The NSW system has worked well in recent years because of the "integrity" of the people involved but it lacks safeguards because government representatives are involved throughout the process, Blanch believes.

The Chief Justice, Jim Spigelman, takes a different view. Although conceding his opinion might be "completely different" had he been saddled with a "bad Attorney", he says the quality of appointments in NSW shows there is no need for expensive changes that might alienate good candidates. The attitude of many top-tier candidates for the bench is "if they want me, they'll ask me".

"I can tell you this: if there was an advertisement process, I for one would never have applied," Spigelman says. "I know most of the people [who] are now judges of this court would never have put their names up through an advertisement process."

The debate is set to play out during the state election in March, thanks to the opposition's proposal for a judicial appointments commission to shortlist and interview applicants at arm's-length from government.

At present the appointment process is slightly different for each court. Potential Supreme Court judges are sounded out with a quiet word in the ear, by the Chief Justice, the Attorney-General or the president of the Bar Association.

The District and Local courts call for expressions of interest and a list of interviewees is compiled by a committee which includes the chief judge or magistrate and the head of the Attorney-General's Department. It shortlists names for the Attorney-General, who chooses one and takes the appointment to cabinet.

Blanch describes himself as a "lobby group of one" in wanting changes to the present system, but several judges and magistrates supported increased transparency in appointments, particularly to the Supreme Court.
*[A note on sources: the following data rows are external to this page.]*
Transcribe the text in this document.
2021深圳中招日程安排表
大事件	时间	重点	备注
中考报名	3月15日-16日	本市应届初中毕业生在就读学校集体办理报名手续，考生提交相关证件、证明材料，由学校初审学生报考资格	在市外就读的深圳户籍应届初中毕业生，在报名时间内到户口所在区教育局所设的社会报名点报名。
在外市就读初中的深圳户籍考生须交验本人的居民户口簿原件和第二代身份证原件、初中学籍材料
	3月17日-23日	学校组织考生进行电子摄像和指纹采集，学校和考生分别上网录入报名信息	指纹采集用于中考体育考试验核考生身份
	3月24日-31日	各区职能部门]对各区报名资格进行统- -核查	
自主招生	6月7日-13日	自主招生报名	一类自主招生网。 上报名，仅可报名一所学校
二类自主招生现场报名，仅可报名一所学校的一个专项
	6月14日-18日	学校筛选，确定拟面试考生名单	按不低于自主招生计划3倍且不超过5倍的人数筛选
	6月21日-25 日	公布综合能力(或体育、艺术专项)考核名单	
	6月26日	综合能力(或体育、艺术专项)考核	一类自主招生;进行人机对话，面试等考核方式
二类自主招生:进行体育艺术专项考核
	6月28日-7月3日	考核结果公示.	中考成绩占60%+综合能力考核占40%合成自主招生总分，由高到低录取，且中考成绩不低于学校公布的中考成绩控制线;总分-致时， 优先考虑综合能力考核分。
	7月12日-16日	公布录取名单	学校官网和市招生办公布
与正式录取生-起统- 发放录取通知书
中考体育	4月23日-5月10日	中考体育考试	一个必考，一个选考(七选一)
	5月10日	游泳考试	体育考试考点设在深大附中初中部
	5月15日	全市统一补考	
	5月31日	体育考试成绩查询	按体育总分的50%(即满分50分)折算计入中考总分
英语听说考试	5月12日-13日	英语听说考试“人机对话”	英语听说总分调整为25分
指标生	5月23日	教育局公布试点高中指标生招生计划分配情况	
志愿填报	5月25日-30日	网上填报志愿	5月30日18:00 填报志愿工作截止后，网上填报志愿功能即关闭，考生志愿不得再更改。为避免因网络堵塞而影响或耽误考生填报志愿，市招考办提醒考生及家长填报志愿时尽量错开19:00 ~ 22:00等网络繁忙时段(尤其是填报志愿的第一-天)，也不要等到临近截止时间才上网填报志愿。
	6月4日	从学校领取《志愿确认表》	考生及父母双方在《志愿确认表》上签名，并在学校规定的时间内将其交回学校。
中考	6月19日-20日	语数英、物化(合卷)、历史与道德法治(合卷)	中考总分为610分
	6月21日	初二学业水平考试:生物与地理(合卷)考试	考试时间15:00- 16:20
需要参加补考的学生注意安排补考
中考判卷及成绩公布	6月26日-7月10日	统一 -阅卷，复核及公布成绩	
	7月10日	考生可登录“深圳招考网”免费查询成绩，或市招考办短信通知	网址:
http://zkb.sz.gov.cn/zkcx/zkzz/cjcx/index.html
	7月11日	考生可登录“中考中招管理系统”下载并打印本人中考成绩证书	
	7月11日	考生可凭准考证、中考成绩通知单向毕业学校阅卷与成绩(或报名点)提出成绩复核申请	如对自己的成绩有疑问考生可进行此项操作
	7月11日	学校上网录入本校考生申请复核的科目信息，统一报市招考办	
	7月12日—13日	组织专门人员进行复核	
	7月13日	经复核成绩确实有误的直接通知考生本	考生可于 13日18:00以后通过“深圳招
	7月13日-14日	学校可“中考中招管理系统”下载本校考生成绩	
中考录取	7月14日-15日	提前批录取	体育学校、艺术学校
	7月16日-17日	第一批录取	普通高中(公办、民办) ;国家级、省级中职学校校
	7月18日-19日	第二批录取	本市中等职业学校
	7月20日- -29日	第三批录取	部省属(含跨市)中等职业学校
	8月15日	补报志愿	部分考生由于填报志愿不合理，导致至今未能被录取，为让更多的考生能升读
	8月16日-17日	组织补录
Spigelman concedes the arcane word-of-mouth system for Supreme Court recruitment might overlook some highly suitable candidates and admits missing one candidate who took up a Federal Court job.

The Supreme Court judge Michael Slattery defends the current system, saying he would find it offensive to have to apply to the government for a job.

"It puts me in a position where I am going to ask the executive for a favour, and to me that's incompatible with the office."